Labor Day weekend each year brings the South Dakota State Fair to Huron. The State Fair has had its ups and downs, but has been a constant fixture in South Dakota for 126 years. It is a true reflection of our state -- the Fair's barns feature the accomplishments of our agricultural youth, its stages and grandstand bring in more entertainment than any other celebration in our state, and its booths display our unique products.

Each time I visit the State Fair, I am reminded of its purpose: to pause from our labors, reunite South Dakotans from across the state, and celebrate that which makes us who we are.

This year, I have the opportunity to celebrate and remember those who came to South Dakota before me. The Daugaard farm is one of many 2011 recipients of the Century Farm Award -- a recognition given at the State Fair to all farms held by the same family for 100 years.

In 1911, my paternal grandparents, Martin and Margaret Daugaard, purchased a 160-acre farm between Garretson and Dell Rapids. There, they farmed the land and raised a family. My parents took over the operation in the 1950s, and likewise, my sisters and I grew up living and working on the farm. Linda and I moved back to the farm in 1983 and built our own home there, raising our three children across the yard from my parents. The farm is a source of pride for my family.

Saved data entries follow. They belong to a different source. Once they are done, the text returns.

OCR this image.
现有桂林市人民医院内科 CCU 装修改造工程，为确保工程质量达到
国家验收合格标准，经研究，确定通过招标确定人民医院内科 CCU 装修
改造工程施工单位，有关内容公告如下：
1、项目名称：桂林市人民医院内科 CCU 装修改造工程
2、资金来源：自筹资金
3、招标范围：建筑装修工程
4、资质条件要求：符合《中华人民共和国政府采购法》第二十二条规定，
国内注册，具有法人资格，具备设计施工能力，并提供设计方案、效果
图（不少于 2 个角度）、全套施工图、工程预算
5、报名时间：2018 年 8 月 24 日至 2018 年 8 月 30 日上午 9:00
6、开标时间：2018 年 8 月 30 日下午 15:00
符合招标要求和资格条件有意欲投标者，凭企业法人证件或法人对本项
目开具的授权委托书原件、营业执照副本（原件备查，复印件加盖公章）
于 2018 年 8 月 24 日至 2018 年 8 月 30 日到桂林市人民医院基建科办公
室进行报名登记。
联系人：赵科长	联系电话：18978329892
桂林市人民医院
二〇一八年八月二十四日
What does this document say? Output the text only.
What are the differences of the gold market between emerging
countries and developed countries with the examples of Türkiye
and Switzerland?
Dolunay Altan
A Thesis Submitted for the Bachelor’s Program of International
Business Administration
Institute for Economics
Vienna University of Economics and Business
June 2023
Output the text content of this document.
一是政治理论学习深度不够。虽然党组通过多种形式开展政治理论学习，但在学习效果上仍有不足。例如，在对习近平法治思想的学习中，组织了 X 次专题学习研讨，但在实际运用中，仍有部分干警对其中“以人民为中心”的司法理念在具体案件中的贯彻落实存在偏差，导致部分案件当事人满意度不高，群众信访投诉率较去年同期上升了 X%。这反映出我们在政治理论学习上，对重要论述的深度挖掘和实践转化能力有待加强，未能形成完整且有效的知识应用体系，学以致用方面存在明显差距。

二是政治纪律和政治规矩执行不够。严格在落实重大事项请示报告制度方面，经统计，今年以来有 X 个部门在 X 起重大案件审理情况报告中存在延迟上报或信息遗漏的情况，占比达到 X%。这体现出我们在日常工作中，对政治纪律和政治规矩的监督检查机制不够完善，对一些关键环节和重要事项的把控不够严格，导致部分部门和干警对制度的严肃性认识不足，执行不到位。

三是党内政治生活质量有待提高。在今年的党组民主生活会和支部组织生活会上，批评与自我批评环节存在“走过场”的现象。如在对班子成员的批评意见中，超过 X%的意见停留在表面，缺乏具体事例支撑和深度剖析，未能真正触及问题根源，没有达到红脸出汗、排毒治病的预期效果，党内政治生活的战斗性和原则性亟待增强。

We love the land and are grateful for the work of those who came before us. I can think of no more fitting venue for receiving the award than our State Fair.

The South Dakota State Fair provides reminders of our past, examples of our present, and a link to our future. Without a doubt, the State Fair is a refreshing celebration, pure and good in its constitution, harkening back to a simpler time. The Fair is also a festival of our present. It brings us together with neighbors from across the state to share stories, exhibit our wares, do business, and make plans. It binds us to one another as a single state, a single family. The Fair shows us also what our family will look like in years to come. Our farm youth, the next-generation backbone of our economy, are given recognition for a year of hard work.

In the middle of it all, the state's largest collection of amusement park-style rides attracts youngsters like nothing else can. From Ferris wheels, to tilt-o-whirls, to scramblers, the opportunities for gastric distress abound. It is truly great to be a kid at the State Fair -- whatever your age.

This month, I hope South Dakotans enjoy the State Fair, Sept. 1-5. It is a celebration of who we
are. It is a celebration of what makes us great.